Few people know the name of the artist Jona Ostiglio, but in the late Italian Renaissance he was compared to Caravaggio. The painter lived and worked in Florentine artist Onorio Marinari’s studio and served the 17th-century Medici Court—even though painting was outlawed for Italian Jews at the time. Nevertheless, Ostiglio’s name has been largely forgotten in art history.

Now, to correct that erasure and honor Ostiglio’s legacy, the Uffizi has re-labeled previously unattributed artworks in its galleries and in Rome’s Ministry of Foreign Affairs to reflect Ostiglio’s name.

The move came as a result of research by Piergabriele Mancuso, a Jewish studies scholar who had been researching Florence’s Jewish community during the Medici reign. Along the way, he met Uffizi curator Maria Sframeli, who “had found a number of paintings and documents that attest to the activity in 17th-century Florence of the Jewish painter Jona Ostiglio,” Mancuso recalled in a statement from the Uffizi. There were references to four still-life paintings by “Jona – Jew” in an 1860 inventory of artworks at a Medici villa, and a brief reference to the artist in a 1907 article by rabbi and scholar Umberto Cassuto.

Jona Ostiglio, Paesaggio, Farnesina.

Sframeli cross-checked art collections against those references, locating the works that have since been relabeled. Meanwhile, Mancuso perused documents surrounding Ostiglio’s life, such as family records and legal violations—including one for breaking religious separation by living beyond Florence’s first ghetto, established in 1517, and another for having relations with a Christian woman.

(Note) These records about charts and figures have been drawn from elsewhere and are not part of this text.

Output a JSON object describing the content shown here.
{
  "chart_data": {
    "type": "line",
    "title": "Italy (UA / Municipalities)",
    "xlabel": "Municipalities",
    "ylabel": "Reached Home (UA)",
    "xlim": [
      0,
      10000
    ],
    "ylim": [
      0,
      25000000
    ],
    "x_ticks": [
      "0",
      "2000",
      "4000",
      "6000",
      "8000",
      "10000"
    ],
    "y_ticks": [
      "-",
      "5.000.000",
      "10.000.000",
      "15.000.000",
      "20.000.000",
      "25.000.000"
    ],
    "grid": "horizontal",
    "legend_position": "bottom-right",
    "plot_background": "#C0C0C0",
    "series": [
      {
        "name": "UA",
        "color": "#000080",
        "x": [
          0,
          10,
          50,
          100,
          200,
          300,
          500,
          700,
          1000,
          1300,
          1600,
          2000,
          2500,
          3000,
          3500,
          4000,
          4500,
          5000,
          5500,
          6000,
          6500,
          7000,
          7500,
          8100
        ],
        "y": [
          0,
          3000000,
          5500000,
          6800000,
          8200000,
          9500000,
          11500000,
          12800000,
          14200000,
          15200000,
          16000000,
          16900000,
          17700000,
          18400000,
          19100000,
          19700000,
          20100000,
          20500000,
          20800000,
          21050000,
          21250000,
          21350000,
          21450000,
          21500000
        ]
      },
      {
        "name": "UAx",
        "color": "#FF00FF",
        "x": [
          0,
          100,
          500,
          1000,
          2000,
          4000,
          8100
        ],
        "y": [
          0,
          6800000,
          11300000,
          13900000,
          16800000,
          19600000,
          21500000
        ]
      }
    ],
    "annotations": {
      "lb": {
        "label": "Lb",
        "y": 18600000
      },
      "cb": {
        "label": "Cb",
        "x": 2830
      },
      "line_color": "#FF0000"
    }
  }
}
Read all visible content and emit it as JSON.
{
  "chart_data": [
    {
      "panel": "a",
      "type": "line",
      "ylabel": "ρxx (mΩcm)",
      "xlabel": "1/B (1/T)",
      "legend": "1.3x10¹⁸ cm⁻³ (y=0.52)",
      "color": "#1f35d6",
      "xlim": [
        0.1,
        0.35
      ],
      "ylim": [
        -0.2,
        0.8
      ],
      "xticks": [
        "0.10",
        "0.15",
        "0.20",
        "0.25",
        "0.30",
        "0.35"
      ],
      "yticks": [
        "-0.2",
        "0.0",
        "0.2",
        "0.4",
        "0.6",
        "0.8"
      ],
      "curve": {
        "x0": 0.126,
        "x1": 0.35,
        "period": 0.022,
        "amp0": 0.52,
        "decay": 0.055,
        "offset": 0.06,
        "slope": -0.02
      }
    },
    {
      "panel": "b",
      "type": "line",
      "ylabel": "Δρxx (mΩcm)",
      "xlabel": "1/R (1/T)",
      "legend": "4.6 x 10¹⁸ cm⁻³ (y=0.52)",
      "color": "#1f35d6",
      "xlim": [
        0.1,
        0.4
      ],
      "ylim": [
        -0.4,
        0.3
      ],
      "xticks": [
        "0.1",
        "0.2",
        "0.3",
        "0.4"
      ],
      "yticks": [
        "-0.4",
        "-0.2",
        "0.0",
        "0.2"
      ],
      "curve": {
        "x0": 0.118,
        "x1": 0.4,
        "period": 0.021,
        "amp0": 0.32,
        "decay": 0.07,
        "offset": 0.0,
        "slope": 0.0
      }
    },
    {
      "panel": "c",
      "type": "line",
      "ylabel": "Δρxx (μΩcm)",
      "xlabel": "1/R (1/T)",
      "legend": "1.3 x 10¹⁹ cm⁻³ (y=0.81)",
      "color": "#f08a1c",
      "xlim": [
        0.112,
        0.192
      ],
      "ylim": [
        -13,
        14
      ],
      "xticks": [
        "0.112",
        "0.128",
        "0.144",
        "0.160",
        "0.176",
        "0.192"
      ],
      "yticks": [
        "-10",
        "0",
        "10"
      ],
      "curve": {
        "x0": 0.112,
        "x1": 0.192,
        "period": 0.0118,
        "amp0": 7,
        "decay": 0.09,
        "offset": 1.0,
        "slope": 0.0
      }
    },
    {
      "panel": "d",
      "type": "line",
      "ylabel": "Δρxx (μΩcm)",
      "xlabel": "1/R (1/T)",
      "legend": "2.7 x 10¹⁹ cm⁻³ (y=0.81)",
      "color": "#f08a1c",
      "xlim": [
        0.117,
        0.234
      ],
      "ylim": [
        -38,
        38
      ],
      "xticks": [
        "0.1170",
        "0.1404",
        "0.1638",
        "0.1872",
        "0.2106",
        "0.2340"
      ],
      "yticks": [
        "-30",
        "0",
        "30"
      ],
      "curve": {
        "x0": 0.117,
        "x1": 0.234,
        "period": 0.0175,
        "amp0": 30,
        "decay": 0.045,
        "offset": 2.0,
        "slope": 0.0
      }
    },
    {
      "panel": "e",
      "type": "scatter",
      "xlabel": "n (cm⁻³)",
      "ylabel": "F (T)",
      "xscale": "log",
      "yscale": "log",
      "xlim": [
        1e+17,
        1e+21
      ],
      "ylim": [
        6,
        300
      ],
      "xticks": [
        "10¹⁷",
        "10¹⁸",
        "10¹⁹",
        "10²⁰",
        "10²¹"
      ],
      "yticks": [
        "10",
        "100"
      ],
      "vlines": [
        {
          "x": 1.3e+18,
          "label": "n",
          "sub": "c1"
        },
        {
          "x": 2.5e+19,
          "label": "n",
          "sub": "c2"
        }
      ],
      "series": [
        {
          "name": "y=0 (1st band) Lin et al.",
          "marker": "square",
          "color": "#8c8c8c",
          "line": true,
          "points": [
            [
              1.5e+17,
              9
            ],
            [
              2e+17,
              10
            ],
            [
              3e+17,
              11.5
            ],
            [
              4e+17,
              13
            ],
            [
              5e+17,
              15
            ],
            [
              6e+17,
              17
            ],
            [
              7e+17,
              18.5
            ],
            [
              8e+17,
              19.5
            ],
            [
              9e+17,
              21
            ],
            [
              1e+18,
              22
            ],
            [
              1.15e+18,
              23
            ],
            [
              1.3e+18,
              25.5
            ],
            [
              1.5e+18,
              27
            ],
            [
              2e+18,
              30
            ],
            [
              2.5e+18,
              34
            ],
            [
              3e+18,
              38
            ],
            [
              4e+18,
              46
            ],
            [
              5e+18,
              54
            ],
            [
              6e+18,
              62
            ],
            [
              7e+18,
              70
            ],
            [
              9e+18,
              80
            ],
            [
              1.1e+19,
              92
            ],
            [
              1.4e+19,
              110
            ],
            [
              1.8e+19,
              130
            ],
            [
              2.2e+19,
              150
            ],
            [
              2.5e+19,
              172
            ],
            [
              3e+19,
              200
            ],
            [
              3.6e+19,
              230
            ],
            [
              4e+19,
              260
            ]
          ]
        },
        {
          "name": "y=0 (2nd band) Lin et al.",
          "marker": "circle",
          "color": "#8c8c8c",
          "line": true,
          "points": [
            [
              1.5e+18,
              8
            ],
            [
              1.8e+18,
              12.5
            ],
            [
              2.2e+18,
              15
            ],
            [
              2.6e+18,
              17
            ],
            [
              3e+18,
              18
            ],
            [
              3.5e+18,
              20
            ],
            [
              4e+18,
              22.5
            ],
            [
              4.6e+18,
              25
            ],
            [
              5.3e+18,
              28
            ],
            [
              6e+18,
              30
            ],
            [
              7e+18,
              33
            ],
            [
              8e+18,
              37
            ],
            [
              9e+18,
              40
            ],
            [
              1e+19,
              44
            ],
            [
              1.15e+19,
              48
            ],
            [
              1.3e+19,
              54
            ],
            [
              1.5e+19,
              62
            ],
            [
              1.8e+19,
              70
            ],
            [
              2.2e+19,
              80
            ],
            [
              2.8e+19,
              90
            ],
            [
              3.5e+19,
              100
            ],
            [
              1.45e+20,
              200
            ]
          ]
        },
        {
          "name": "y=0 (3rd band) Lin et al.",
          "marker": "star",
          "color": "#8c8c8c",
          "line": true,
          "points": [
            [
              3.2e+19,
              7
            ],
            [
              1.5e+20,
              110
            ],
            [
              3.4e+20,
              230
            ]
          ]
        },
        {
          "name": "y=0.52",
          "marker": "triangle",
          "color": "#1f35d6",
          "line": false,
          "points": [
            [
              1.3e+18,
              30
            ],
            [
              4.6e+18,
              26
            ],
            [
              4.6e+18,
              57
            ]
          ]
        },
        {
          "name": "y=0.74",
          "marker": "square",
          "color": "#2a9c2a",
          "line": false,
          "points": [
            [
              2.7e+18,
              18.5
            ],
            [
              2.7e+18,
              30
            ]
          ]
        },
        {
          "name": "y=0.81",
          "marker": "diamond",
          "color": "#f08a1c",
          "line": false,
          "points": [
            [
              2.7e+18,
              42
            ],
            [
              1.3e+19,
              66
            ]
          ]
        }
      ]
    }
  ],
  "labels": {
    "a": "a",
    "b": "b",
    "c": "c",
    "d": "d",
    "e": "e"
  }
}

“This was prohibited, I would say, by both sides,” Mancuso told Artnet News.

Western Europe exiled its Jewish populations between 1290 and 1498. Many made their way to Italy to build economic and intellectual communities that flourished throughout the Italian Renaissance.

Ostiglio, who was born between 1620 and 1630, was a self-taught painter who made his name as a copyist, favoring works by then-fashionable Salvator Rosa. Mancuso, who presented his findings on the lost artist’s life at the Uffizi’s Vasari Auditorium today, thinks Ostiglio was allowed to work with Onorio Marinari’s studio and become a member of Italy’s prestigious Academy of Fine Arts, founded by Giorgio Vasari himself, because of special exceptions made by his friends and former teachers. He remained the academy’s only Jewish member until the 20th century. He died in 1695.

Jona Ostiglio, Paesaggio con persone che sbarcano, Palazzo Pitti

“Despite the challenges imposed by the Catholic Church and despite the Inquisition, the Medici Grand Dukes managed to save Galileo’s life and to protect his research,” Uffizi director Eike Schmidt said in a statement. “Remember that also Artemisia Gentileschi, recovering from the rape trial, found refuge and work at their court.”

Mancuso plans to further study Ostiglio in the coming years, particularly looking at the specific social connections that helped him rise to prominence.

“I’m sure that in the near future, we will find more paintings,” Mancuso added.